Ich blicke in die produktive story1-Runde und mag da niemandem etwas unterstellen, aber der enorme story-Output lässt meinen fidelen Hausengel nervös mit den Flügelchen schlackern. Ruckzuck wischen seine Federchen den Staub von den Regalen, im hektischen Vorbeiflattern.

„Schau her, da, die alle schaffen das, regelmäßig und gut zu schreiben“, raune ich ihm drohend zu. Zu mehr Aggression schaffe ich es einfach nicht, bevor es womöglich noch zur Kompensation in unaufgeräumte Ecken ginge.

Ich höre das Engelchen angstvoll mit den Zähnen klappern, während ich mich durch die vielen fantastischen Folgegeschichten klicke, die mehr und mehr werden und ich dadurch inzwischen beim besten Willen längst den Überblick verliere. „Und hier, schau, bei dem ist jetzt schon das 3. Buch fertig geworden! Wir sind übermorgen 1 Jahr dabei. Siehst du ein Buch im Account? Nein? Ich auch nicht. Und die magische 100 geht sich auch nicht mehr aus.“ Ich vernehme schuldbewusstes Seufzen. Vielleicht war es auch nur das Harfenspiel, die Kreativpause, um mich zu trösten.

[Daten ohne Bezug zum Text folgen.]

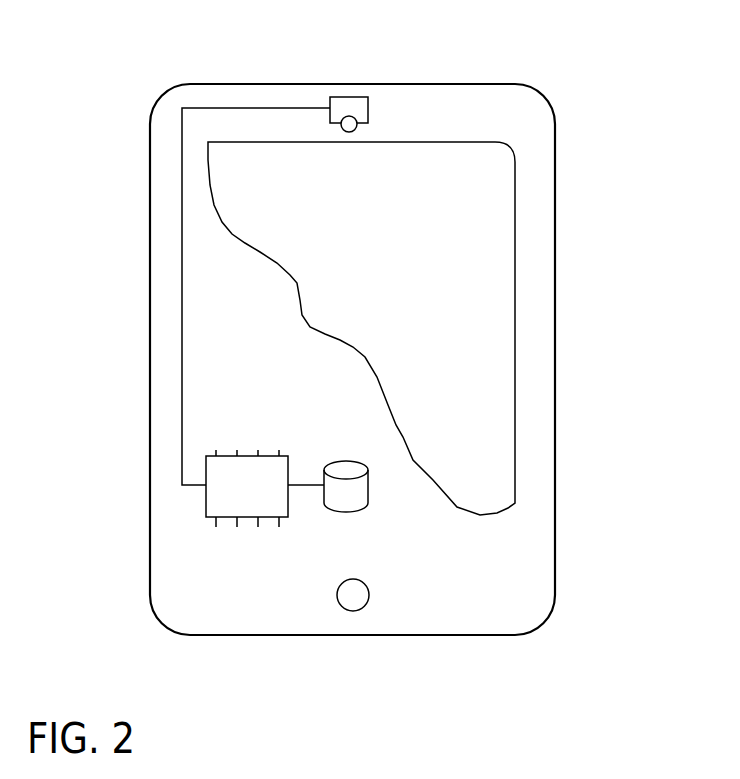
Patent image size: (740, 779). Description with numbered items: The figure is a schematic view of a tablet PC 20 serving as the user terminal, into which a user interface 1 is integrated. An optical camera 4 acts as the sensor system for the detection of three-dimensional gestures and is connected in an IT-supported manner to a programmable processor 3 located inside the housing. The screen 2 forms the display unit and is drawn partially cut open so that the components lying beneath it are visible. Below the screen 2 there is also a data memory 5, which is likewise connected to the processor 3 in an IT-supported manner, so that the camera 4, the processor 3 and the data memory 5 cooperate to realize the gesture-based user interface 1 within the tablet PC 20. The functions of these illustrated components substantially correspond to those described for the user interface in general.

The user interface 1 is at (126, 85).
The screen 2 is at (487, 316).
The programmable processor 3 is at (206, 495).
The optical camera 4 is at (350, 97).
The data memory 5 is at (343, 497).
The tablet PC 20 is at (556, 182).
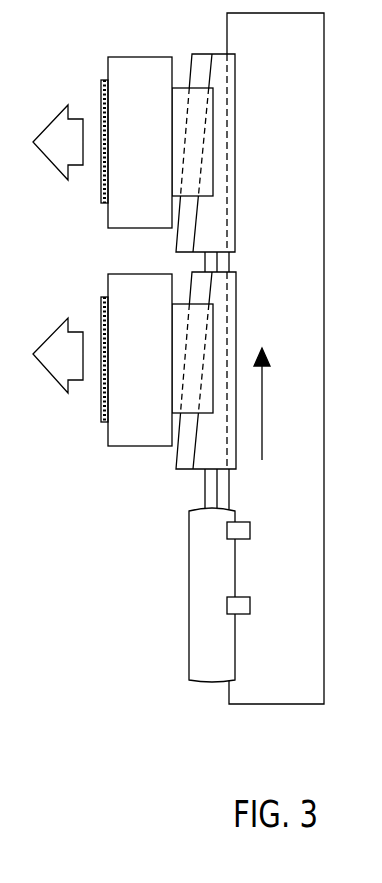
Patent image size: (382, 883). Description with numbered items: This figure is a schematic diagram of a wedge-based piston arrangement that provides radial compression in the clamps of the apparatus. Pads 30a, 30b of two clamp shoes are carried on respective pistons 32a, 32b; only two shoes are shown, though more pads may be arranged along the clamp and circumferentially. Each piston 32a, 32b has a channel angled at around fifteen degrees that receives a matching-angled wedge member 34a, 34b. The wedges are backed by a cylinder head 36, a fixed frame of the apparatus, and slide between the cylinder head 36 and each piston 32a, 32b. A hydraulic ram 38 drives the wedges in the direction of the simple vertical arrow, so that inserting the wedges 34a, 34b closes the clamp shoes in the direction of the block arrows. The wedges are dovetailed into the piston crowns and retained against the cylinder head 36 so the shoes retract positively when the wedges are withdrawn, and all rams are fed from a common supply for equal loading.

The pad 30a is at (102, 93).
The pad 30b is at (102, 309).
The piston 32a is at (110, 229).
The piston 32b is at (110, 446).
The wedge member 34a is at (178, 231).
The wedge member 34b is at (178, 448).
The cylinder head 36 is at (229, 704).
The hydraulic ram 38 is at (189, 630).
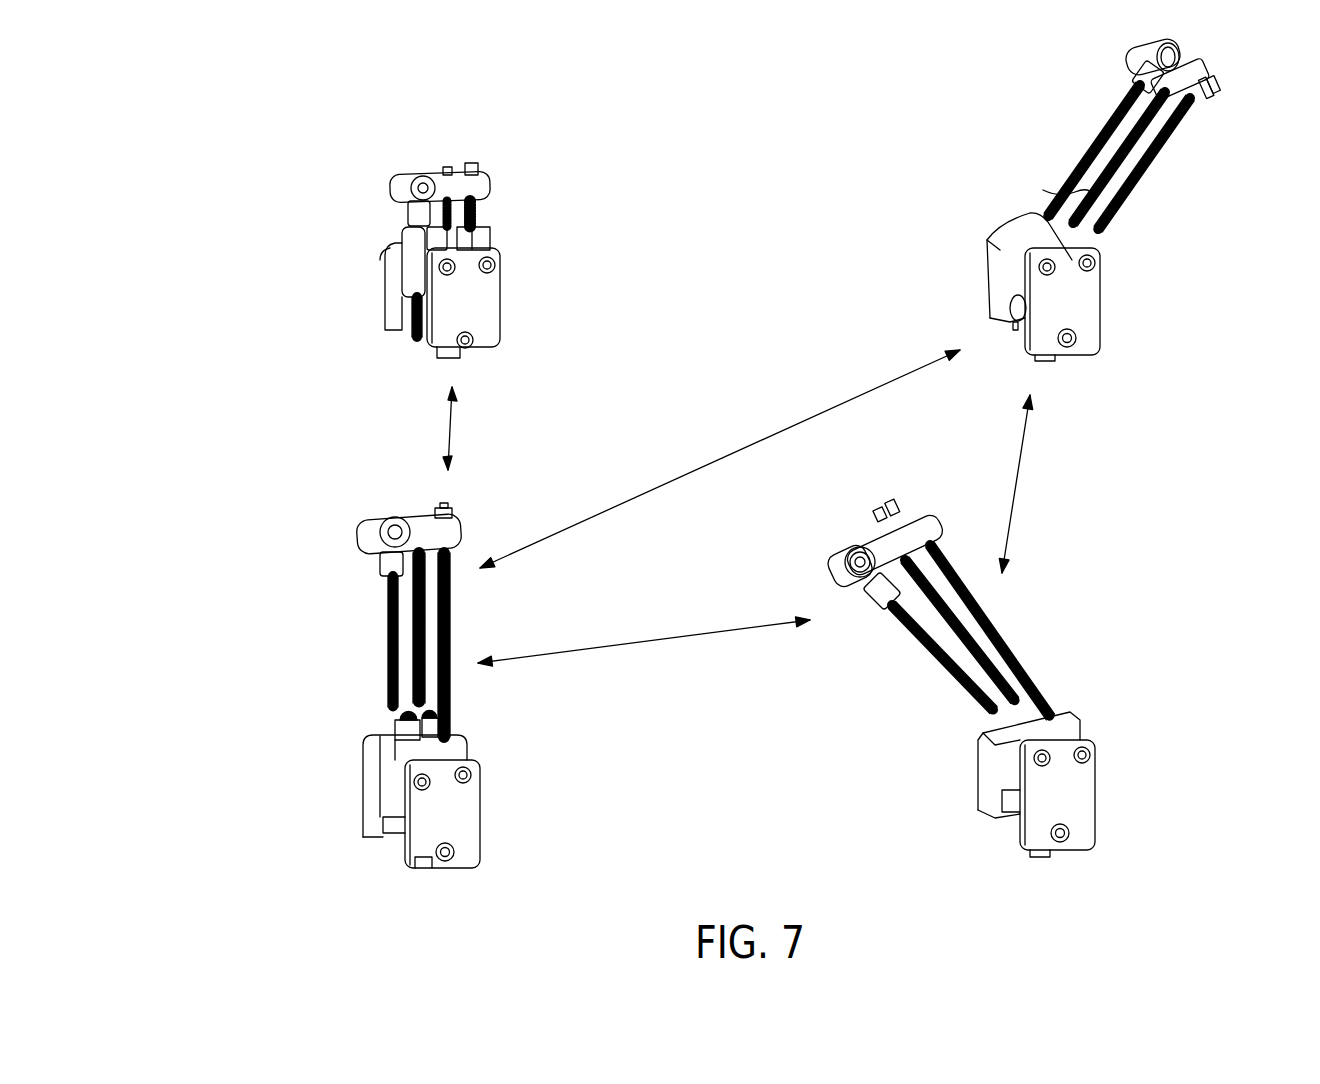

Wie es erleichtert aufatmet, sobald ich in die heimisch-königliche Küche gehe und koche, um Körper und Geist unserer innigen Gemeinsamkeit gut zu versorgen! Während ich die frischen Tomaten in den Salat schneide, höre ich es ganz leise flüstern: „Schau, da liegt das Buch über Heinz S., frisch signiert für dich. Es geht doch auch MIT mir aufs Gedruckte!“ Aber Hallo, da hat es nun auch wieder recht! Dankbar gehe ich noch eine Runde Blumengießen.

Ach, liebe Virginia, zum Glück haben sich die Zeiten inzwischen geändert! Was hättest du wohl zu story1 gesagt?

Höre ich da ein helles Glöckchenlachen aus der Ferne?